The alignment rig at Advance is in constant use most days, with one experienced technician taking care of this service. While I was there this automatic Porsche 944 was being set up.
It’s always cool to wander around shops, as no matter how big or small they are you’re always guaranteed to find interesting items – in this case a set of legendary Work Equip wheels.
Advance’s workshop has a few nooks which are used either for parts storage, work benches, or more labour-intensive jobs.
See what I mean about finding cool stuff? Rummage around a bit and you never know what you will come across. This extremely rare 3M engine is out of an equally-rare Toyota 2000GT and was at Advance to be completely stripped down and overhauled. It’s definitely not something you see every day!
This Endless poster for their Function suspension caught my eye. That has to be the most awkward angle I’ve ever seen a model showcase race suspension. There must be a hidden message here, but I haven’t figured it out yet!
There’s even a small machine area with a few basic tools, and a tyre changer.Performance To Go
The real interesting stuff, however, was being kept in the engine build room. This freshly-built RB26 will soon be fitted with an upgraded set of turbos and then dropped into a customer car. It’s painful to see as it reminds me that my car is almost there. All I’m waiting on is one final part to arrive, at which point the engine can finally be fitted with a ton of shiny new bits and pieces. Patience is indeed a virtue.
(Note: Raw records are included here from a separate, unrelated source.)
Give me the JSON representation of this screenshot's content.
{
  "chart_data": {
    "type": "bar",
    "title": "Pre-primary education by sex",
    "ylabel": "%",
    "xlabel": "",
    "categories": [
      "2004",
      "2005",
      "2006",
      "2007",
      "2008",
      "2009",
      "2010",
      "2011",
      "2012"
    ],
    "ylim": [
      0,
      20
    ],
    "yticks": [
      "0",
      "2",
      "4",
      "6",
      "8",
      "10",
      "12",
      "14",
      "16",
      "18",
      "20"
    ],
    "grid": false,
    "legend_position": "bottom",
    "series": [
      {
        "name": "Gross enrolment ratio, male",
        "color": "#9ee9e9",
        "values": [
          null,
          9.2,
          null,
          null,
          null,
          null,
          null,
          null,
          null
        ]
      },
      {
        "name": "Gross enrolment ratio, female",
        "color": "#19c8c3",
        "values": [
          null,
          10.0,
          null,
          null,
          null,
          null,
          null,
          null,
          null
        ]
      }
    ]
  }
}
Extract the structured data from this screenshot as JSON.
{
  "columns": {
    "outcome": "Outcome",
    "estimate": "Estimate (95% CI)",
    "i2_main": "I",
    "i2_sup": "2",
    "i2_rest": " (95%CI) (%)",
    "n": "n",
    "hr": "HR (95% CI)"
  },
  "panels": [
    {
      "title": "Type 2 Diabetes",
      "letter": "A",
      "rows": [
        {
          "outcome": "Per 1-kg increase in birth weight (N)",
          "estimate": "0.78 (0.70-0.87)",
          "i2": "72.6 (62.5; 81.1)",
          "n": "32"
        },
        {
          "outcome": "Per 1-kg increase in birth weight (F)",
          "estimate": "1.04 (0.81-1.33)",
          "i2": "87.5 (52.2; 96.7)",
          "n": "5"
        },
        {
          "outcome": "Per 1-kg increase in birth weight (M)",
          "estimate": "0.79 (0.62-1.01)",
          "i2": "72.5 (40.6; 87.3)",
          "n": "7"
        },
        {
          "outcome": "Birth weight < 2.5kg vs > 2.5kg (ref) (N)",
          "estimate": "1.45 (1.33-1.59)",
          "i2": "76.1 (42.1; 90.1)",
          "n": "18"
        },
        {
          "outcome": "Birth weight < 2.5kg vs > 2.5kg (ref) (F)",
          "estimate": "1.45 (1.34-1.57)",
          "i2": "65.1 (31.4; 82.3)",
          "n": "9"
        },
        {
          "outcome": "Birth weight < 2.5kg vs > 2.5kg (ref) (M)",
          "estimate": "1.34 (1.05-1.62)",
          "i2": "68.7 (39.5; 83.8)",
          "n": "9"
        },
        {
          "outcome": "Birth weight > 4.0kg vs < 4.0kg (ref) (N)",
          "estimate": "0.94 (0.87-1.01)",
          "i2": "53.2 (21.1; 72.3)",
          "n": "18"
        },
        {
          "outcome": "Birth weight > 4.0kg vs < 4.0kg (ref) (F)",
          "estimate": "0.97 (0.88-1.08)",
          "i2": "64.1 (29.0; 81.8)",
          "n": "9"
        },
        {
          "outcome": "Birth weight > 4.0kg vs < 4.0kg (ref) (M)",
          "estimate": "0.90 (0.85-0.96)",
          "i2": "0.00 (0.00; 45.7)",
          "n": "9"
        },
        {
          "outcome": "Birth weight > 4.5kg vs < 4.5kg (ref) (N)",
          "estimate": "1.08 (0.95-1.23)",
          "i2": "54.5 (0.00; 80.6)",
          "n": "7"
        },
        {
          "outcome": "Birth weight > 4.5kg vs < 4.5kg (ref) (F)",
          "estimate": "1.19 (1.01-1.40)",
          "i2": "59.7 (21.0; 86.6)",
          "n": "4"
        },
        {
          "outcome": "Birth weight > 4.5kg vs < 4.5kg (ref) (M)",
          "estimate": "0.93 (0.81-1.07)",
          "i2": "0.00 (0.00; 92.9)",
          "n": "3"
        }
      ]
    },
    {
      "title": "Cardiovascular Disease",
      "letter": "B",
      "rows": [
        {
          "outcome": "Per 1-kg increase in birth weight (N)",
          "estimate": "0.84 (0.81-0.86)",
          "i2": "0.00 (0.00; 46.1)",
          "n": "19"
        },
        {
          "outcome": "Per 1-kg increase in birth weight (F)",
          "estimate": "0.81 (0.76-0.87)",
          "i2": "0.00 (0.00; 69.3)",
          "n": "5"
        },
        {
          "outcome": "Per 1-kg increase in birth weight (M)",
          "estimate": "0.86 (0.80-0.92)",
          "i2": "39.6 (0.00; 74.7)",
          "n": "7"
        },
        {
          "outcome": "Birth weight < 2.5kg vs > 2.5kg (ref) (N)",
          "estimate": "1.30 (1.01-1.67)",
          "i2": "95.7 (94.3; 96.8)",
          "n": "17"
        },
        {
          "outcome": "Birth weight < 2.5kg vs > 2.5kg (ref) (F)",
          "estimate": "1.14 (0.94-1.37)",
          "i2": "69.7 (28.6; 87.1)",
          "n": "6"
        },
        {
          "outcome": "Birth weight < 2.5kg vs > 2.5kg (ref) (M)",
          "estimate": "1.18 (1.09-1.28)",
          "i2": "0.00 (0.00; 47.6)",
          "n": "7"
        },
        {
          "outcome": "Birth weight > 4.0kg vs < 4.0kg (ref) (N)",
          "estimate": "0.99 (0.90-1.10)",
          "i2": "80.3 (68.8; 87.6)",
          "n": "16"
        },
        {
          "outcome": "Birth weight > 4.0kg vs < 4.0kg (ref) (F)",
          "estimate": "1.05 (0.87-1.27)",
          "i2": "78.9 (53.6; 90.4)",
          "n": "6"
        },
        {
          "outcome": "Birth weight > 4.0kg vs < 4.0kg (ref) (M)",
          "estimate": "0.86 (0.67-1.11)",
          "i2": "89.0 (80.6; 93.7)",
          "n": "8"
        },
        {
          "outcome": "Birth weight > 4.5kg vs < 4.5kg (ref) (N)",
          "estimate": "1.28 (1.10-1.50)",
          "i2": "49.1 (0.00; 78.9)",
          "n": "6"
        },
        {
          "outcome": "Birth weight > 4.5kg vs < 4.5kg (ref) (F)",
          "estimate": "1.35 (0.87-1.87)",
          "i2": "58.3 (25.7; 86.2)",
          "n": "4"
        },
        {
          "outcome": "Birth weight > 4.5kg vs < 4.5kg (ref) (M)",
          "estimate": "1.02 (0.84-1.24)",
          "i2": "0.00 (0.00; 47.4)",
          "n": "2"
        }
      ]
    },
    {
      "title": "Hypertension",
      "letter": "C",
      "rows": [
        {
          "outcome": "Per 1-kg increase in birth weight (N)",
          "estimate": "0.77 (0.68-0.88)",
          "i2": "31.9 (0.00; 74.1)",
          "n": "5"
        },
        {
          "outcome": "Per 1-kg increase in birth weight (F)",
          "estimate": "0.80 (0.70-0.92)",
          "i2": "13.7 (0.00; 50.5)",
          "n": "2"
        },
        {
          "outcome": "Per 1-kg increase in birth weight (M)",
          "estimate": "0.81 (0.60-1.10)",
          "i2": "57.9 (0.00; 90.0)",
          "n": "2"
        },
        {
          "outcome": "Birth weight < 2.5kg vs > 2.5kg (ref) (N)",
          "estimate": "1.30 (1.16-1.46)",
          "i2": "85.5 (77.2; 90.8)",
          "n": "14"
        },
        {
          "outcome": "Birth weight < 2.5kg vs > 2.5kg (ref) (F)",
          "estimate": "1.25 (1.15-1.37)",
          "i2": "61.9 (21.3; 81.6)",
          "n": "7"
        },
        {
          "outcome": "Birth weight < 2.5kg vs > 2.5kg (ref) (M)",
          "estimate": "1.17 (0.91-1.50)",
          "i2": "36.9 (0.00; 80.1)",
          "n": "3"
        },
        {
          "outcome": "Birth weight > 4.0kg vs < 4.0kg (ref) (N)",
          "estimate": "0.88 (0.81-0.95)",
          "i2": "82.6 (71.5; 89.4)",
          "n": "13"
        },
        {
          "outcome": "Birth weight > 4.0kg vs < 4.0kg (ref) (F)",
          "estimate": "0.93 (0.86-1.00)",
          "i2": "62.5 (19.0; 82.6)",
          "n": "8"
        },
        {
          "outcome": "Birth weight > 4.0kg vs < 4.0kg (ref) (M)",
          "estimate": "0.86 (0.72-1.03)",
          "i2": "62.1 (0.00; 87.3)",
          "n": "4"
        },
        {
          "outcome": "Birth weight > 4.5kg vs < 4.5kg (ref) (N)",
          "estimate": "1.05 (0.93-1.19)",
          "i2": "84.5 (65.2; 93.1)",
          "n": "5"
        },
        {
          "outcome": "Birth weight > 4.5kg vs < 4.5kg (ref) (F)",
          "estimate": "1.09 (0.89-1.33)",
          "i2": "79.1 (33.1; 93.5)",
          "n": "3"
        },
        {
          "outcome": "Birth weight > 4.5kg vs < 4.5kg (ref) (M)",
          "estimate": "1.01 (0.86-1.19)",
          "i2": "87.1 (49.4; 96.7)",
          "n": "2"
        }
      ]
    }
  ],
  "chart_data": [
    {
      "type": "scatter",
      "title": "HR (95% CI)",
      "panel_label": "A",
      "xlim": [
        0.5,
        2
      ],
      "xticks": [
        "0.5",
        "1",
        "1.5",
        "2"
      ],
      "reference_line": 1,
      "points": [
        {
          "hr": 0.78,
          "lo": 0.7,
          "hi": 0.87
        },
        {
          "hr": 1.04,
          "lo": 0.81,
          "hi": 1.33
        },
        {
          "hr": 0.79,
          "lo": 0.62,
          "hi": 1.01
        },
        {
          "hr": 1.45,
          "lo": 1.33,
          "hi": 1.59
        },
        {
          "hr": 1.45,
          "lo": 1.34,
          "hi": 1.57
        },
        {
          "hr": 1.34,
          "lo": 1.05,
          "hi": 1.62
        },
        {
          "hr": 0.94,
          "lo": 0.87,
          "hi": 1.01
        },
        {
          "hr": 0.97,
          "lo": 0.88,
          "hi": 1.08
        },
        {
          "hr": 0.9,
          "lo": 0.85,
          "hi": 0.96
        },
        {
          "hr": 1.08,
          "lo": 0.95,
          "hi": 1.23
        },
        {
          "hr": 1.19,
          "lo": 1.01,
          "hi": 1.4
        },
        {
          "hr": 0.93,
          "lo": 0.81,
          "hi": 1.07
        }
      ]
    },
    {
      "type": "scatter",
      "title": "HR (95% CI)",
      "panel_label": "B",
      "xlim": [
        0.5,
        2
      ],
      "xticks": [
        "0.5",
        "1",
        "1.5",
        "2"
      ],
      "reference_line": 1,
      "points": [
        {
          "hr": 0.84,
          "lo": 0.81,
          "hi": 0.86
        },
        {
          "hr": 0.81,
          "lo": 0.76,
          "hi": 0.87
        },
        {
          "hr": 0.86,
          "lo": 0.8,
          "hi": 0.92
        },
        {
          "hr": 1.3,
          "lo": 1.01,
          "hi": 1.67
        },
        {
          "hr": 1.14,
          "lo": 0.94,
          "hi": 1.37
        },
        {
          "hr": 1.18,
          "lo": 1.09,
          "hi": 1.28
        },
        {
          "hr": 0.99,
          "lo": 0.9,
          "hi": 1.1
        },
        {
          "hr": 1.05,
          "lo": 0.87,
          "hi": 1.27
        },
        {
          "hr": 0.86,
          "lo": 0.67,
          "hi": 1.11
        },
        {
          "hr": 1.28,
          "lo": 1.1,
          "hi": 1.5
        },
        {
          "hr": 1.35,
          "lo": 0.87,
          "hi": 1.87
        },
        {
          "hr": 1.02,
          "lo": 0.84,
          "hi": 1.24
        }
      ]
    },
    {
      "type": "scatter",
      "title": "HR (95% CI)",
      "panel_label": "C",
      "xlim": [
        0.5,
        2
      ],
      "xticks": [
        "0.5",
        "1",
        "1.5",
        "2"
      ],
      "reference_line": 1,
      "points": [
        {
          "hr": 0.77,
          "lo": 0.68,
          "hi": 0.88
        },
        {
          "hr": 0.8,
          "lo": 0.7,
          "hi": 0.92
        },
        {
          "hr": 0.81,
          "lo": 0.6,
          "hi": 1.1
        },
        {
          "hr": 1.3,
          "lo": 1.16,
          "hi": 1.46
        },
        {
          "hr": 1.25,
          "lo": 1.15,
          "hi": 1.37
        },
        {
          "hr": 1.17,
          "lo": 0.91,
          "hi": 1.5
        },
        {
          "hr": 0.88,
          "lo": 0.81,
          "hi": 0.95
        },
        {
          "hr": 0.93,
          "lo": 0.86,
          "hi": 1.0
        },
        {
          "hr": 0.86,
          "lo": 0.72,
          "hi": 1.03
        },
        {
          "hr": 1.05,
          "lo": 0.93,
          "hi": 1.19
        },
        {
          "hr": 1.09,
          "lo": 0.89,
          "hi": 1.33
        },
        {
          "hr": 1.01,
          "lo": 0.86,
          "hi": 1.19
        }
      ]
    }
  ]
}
Remember the FD3S demo car I showed you earlier – here’s its 13B engine. Once it’s all bolted and plumbed in place, it’s definitely a car I want to do a feature on, simply because like the NSX, it’s been evolved countless times over the years by Masa and his father.
The engine room also doubles up as a little office space, where the day-to-day operations are run from.
Advance can pretty much cater to anything customers may require, from simple wheel alignments to full ground-up rebuilds. One thing they’re unable to offer, however, is dyno tuning, which is simply down to the fact that there are many small apartment buildings and houses scattered around their shop and it would just be too loud for the neighbours to put up with. That’s why they take their cars to a local shop they collaborate with when they need to map ECUs.
As I was talking to Masa and his crew a VIP Lexus LS showed up and parked on the opposite side of the street to the blue NSX I featured a few weeks back. Yokohama in particular has a pretty big and ever-growing bippu scene, with a few shops that cater specifically to the genre – like Session, which too is just a short drive away…
With the alignment all sorted on the 944, the car was taken off the rig for drive around the block to make sure everything was just right.
The big LS was lifted up on its air suspension and carefully driven inside the shop.
It was there to get an alignment too. There was so much variety in the Advance shop that this big luxury sedan didn’t at all look out of place. This is Japan after all!
I’m glad I finally took the time to find out about Advance and its operations. I went in there expecting to see lots of tuned NSXs, but instead discovered a small group of car enthusiasts working hard to cater to their customers’ needs, no matter what sort of car they may be driving.